The Murder
CCTV evidence from the New Strand Shopping Centre in Bootle taken on 12 February 1993 showed Thompson and Venables casually observing children, apparently selecting a target. The boys were playing truant from school, which they did regularly. Throughout the day, Thompson and Venables were seen stealing various items including sweets, a troll doll, some batteries and a can of blue paint, some of which were later found at the murder scene. It was later revealed by one of the boys that they were planning to find a child to abduct, lead him to the busy road alongside the mall, and push him into the path of oncoming traffic.
That same afternoon, James Bulger (often called "Jamie" by the press, although never by his family), from nearby Kirkby, went with his mother Denise to the New Strand Shopping Centre. While inside the A.R. Tym's butcher's shop on the lower floor of the centre at around 3:40 pm, Denise, who had been momentarily distracted, realised that her son had disappeared. He had been wandering by the open door of the shop while she placed an order for lamb chops, and was spotted by Thompson and Venables. They approached him and spoke to him, before taking him by the hand and leading him out of the precinct. This moment was captured on a CCTV camera recording timestamped at 15:42.

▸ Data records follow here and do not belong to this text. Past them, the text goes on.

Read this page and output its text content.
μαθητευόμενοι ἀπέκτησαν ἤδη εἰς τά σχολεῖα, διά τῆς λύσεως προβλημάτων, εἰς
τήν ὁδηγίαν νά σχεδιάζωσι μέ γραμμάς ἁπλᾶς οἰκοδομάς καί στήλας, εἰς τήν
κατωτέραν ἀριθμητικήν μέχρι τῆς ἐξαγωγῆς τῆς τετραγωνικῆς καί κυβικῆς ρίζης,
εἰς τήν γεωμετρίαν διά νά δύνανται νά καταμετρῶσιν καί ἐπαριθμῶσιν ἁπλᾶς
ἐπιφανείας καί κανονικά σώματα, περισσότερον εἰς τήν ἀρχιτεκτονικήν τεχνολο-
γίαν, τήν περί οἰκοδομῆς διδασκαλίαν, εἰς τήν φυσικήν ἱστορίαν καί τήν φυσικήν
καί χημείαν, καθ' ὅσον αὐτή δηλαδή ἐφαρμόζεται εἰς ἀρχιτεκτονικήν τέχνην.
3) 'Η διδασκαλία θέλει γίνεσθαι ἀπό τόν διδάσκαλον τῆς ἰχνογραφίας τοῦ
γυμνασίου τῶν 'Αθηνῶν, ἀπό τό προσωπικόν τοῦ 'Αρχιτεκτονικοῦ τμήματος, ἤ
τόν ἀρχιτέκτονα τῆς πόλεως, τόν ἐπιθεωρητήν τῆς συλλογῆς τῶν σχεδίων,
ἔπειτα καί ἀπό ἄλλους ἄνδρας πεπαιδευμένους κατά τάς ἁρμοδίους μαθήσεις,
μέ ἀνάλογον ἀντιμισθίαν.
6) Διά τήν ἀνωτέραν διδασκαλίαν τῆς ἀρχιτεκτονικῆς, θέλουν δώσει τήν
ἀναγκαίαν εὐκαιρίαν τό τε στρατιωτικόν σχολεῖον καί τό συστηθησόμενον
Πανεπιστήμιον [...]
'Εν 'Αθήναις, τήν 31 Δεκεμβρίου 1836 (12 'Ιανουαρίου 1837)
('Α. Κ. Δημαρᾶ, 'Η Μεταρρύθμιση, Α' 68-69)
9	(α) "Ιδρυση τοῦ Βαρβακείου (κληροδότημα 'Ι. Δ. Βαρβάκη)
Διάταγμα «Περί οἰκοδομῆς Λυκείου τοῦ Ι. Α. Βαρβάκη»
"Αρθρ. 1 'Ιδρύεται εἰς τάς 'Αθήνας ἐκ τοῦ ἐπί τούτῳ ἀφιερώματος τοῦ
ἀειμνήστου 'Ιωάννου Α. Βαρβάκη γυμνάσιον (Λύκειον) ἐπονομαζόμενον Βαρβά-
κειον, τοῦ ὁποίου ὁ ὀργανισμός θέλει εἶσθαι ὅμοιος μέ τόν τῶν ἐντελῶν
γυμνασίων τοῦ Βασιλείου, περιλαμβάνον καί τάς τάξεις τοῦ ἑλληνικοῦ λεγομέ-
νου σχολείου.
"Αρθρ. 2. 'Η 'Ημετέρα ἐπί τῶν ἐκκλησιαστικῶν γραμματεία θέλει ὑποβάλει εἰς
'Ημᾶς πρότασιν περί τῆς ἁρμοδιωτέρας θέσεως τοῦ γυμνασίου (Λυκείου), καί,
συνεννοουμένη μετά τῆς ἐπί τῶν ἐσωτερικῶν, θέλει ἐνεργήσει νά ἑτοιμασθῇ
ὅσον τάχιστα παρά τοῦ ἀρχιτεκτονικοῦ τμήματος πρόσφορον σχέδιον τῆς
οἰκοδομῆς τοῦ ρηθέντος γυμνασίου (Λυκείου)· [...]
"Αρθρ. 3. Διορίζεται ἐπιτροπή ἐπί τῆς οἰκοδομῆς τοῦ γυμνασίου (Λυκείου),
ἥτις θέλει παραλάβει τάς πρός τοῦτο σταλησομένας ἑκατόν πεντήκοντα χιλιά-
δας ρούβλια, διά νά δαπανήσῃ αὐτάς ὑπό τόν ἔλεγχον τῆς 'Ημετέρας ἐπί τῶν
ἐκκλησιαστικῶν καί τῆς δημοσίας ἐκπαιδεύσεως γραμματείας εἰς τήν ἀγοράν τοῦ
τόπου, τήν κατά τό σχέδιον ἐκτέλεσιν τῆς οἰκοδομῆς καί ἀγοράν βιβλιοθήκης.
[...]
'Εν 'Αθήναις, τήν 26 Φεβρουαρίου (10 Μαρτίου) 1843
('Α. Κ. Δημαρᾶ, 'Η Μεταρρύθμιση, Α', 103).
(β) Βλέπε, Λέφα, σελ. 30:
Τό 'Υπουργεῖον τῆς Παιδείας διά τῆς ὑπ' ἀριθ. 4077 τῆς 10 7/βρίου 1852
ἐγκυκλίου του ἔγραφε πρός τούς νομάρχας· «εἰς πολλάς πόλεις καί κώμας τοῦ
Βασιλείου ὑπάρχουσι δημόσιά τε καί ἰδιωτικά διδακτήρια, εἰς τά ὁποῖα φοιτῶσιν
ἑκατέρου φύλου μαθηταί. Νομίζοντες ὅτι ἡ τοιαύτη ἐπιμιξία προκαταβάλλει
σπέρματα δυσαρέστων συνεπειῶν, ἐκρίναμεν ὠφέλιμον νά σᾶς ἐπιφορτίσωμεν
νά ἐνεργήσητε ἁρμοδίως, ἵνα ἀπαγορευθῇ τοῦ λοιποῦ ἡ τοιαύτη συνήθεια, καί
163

The boys took Bulger on a meandering 2.5-mile (4.0 km) walk across Liverpool to the Leeds and Liverpool Canal where he was dropped on his head and suffered injuries to his face. The boys joked about pushing Bulger into the canal. During the walk across Liverpool, the boys were seen by 38 people. Bulger had a bump on his forehead and was crying, but most bystanders did nothing to intervene, assuming that he was a younger brother. Two people challenged the older boys, but they claimed that Bulger was a younger brother or that he was lost and they were taking him to the local police station. At one point, the boys took Bulger into a pet shop, from which they were ejected. Eventually the boys arrived in the village of Walton, and with Walton Lane police station across the road facing them, they hesitated and led Bulger up a steep bank to a railway line near the disused Walton & Anfield railway station, close to Anfield Cemetery, where they began torturing him.
At the trial it was established that at this location, one of the boys threw blue Humbrol modelling paint, which they had shoplifted earlier, into Bulger's left eye. They kicked and stomped on him, and threw bricks and stones at him. Batteries were placed in Bulger's mouth. Police believed some batteries may have been inserted into his anus, although none were found there. Finally, a 22-pound (10.0 kg) iron bar, described in court as a railway fishplate, was dropped on him. Bulger suffered ten skull fractures as a result of the iron bar striking his head. Dr. Alan Williams, the case's pathologist, stated that Bulger suffered so many injuries—42 in total—that none could be isolated as the fatal blow.
Police suspected that there was a sexual element to the crime, since Bulger's shoes, socks, trousers and underpants had been removed. The pathologist's report read out in court stated that Bulger's foreskin had been forcibly retracted. When questioned about this aspect of the attack by detectives and the child psychiatrist, Dr. Eileen Vizard, Thompson and Venables were reluctant to give details; they also vehemently denied inserting some of the batteries into Bulger's anus. At his eventual parole, Venables's psychiatrist until he was aged 21, Dr. Susan Bailey, reported that "visiting and revisiting the issue with Jon as a child, and now as an adolescent, he gives no account of any sexual element to the offence."
Before they left him, the boys laid Bulger across the railway tracks and weighted his head down with rubble, in the hope that a train would hit him and make his death appear to be an accident. After Bulger's killers left the scene, his body was cut in half by a train. Bulger's severed body was discovered two days later, on 14 February. A forensic pathologist testified that he had died before he was struck by the train.
The police quickly found low-resolution video images of Bulger's abduction from the New Strand Shopping Centre by two unidentified boys. As the circumstances surrounding the death became clear, tabloid newspapers denounced the people who had seen Bulger but had not intervened to aid Bulger as he was being taken through the city, as the "Liverpool 38". The railway embankment upon which his body had been discovered was flooded with hundreds of bunches of flowers.
The crime created great anger in Liverpool and throughout the country. The family of one boy who was detained for questioning, but subsequently released, had to flee the city. The breakthrough came when a woman, on seeing slightly enhanced images of the two boys on national television, recognised Venables, who, she knew, had played truant with Thompson that day. She contacted police and the boys were arrested.